Many used beta-blockers are bisoprolol and metoprolol.
ACE inhibitors block the action of the angiotensin-converting enzyme (ACE). This enzyme plays a key role in regulating blood pressure and water balance. ACE inhibitors such as benazepril, captopril, ramipril or zofenopril relieve the heart by widening blood vessels and thus lowering high blood pressure. At the same time, they help promote water excretion. This reduces the blood volume and the heart is relieved.
The excretion-promoting effect of ACE inhibitors is in many cases insufficient to relieve the heart of blood volume and to flush out edema caused by cardiac insufficiency. This task is carried out by the so-called water tablets (diuretics) such as hydrochlorothiazide, spironolactone and furosemide.
Antiarrhythmics are agents that normalize the heartbeat. As a rule, the aim is to slow down an accelerated heartbeat (tachycardia). Active ingredients such as ajmaline, flecainide, or phenytoin achieve this effect, among other things, by blocking the flow of sodium ions into the cells.
Other antiarrhythmics include potassium channel blockers such as amiodarone and sotalol and calcium channel blockers such as diltiazem and verapramil.
Anticoagulants such as Phenprocoumon or Eliquis, Pradaxa, and Xarelto are used in cardiomyopathies to prevent blood clots from forming in the heart. This is because these clots pose a significant risk. They can trigger pulmonary embolisms, for example.
If drug therapy for cardiomyopathies does not relieve the symptoms, surgery is another option. For example, damaged heart valves are replaced, parts of the heart muscle are removed or pacemakers are implanted.

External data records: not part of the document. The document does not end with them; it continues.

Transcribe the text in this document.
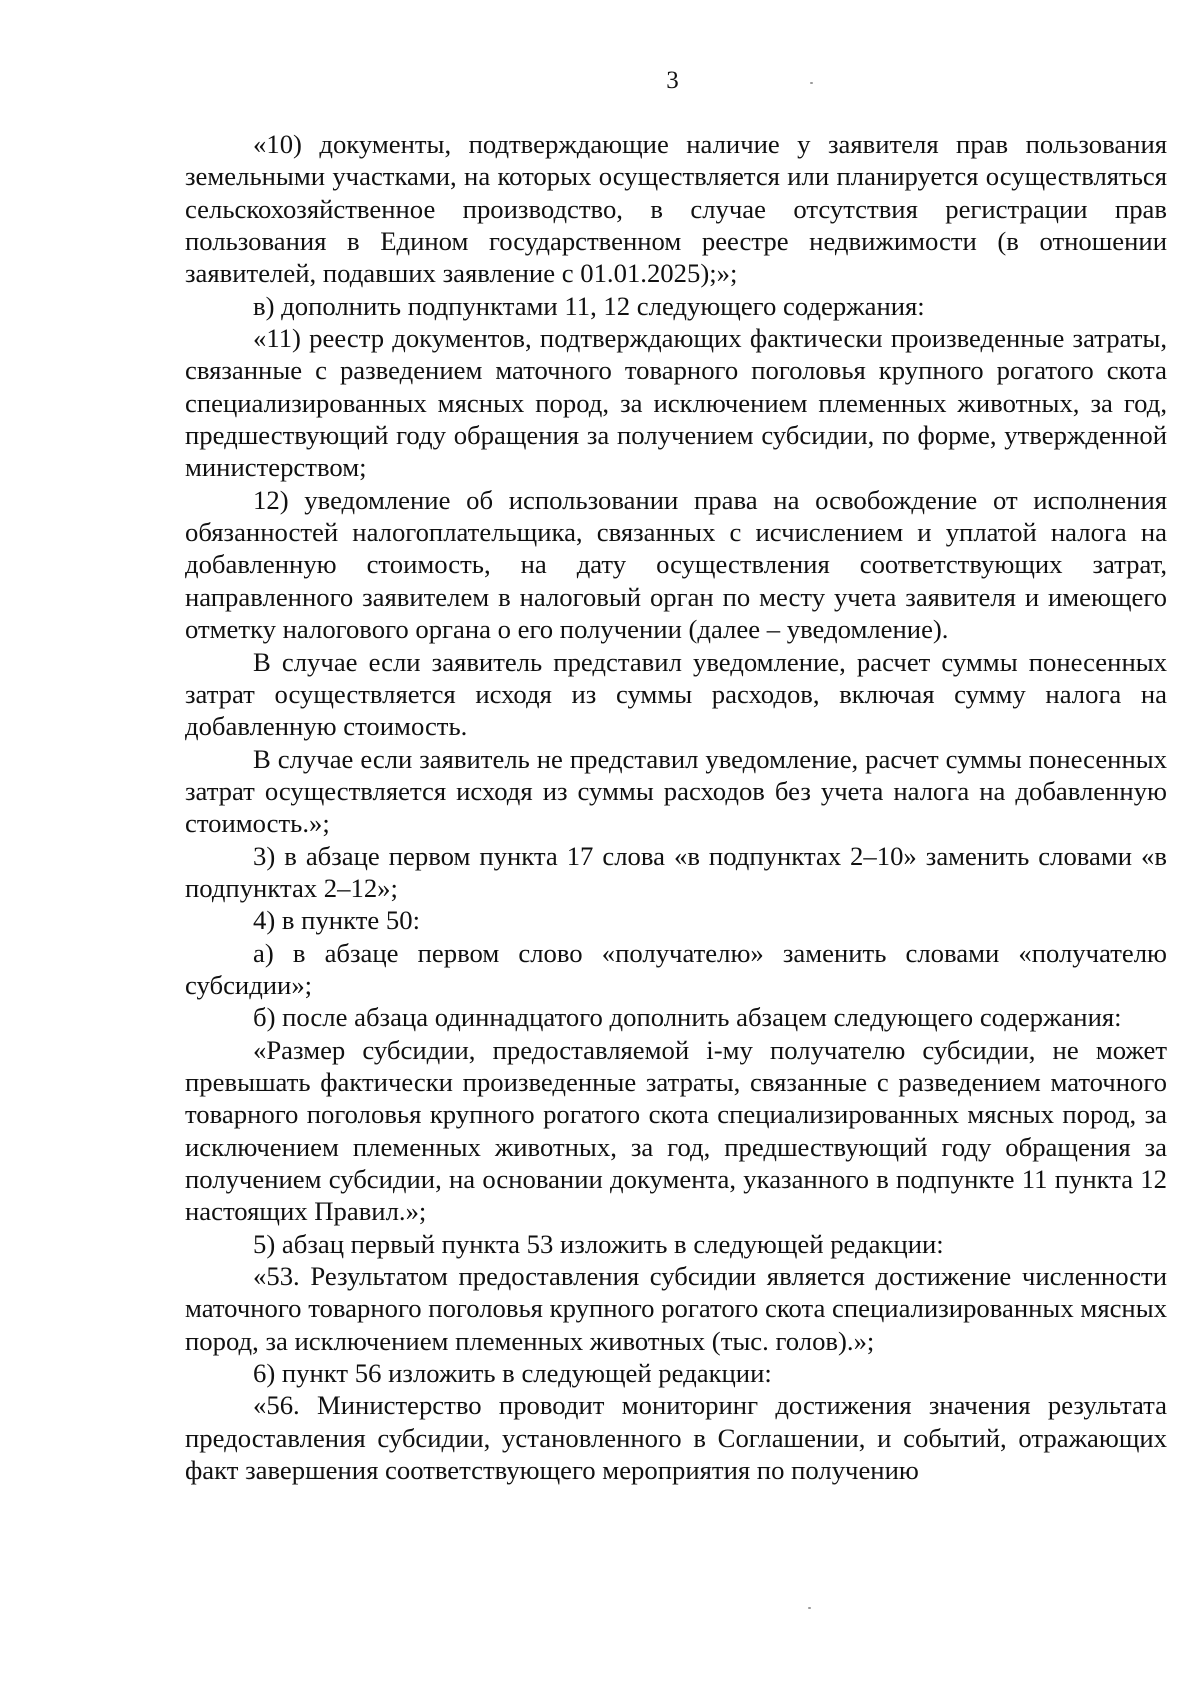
3

«10) документы, подтверждающие наличие у заявителя прав пользования земельными участками, на которых осуществляется или планируется осуществляться сельскохозяйственное производство, в случае отсутствия регистрации прав пользования в Едином государственном реестре недвижимости (в отношении заявителей, подавших заявление с 01.01.2025);»;

в) дополнить подпунктами 11, 12 следующего содержания:

«11) реестр документов, подтверждающих фактически произведенные затраты, связанные с разведением маточного товарного поголовья крупного рогатого скота специализированных мясных пород, за исключением племенных животных, за год, предшествующий году обращения за получением субсидии, по форме, утвержденной министерством;

12) уведомление об использовании права на освобождение от исполнения обязанностей налогоплательщика, связанных с исчислением и уплатой налога на добавленную стоимость, на дату осуществления соответствующих затрат, направленного заявителем в налоговый орган по месту учета заявителя и имеющего отметку налогового органа о его получении (далее – уведомление).

В случае если заявитель представил уведомление, расчет суммы понесенных затрат осуществляется исходя из суммы расходов, включая сумму налога на добавленную стоимость.

В случае если заявитель не представил уведомление, расчет суммы понесенных затрат осуществляется исходя из суммы расходов без учета налога на добавленную стоимость.»;

3) в абзаце первом пункта 17 слова «в подпунктах 2–10» заменить словами «в подпунктах 2–12»;

4) в пункте 50:

а) в абзаце первом слово «получателю» заменить словами «получателю субсидии»;

б) после абзаца одиннадцатого дополнить абзацем следующего содержания:

«Размер субсидии, предоставляемой i-му получателю субсидии, не может превышать фактически произведенные затраты, связанные с разведением маточного товарного поголовья крупного рогатого скота специализированных мясных пород, за исключением племенных животных, за год, предшествующий году обращения за получением субсидии, на основании документа, указанного в подпункте 11 пункта 12 настоящих Правил.»;

5) абзац первый пункта 53 изложить в следующей редакции:

«53. Результатом предоставления субсидии является достижение численности маточного товарного поголовья крупного рогатого скота специализированных мясных пород, за исключением племенных животных (тыс. голов).»;

6) пункт 56 изложить в следующей редакции:

«56. Министерство проводит мониторинг достижения значения результата предоставления субсидии, установленного в Соглашении, и событий, отражающих факт завершения соответствующего мероприятия по получению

The heart transplant remains the last possibility and the only causal therapy option.
The prognosis for the course and life expectancy of cardiomyopathies depends on the type and extent of the heart muscle damage and the general state of health. In mild forms of blood pressure-related (hypertrophic) cardiomyopathy, for example, those affected have a normal life expectancy if the high blood pressure is consistently treated.
Dilated and restrictive cardiomyopathies, on the other hand, are often recognized very late and can then often hardly be treated effectively. Up to 80 percent of those affected die within 5 years of diagnosis.
Cardiomyopathies are very often the result of cardiovascular disease. To reduce the risk of these diseases, you should lead a heart-healthy lifestyle. Above all, exercise keeps the circulation and the heart fit.
A fresh and varied diet provides the body with all the necessary nutrients and also helps to avoid obesity.
Lung and heart health are closely related. Quitting smoking is, therefore, a cornerstone in the prevention and accompanying treatment of heart muscle disorders. Regular consumption of alcohol is also harmful to the heart.
Finally, the prevention of cardiomyopathies also includes having favorable diseases (see causes) treated consistently.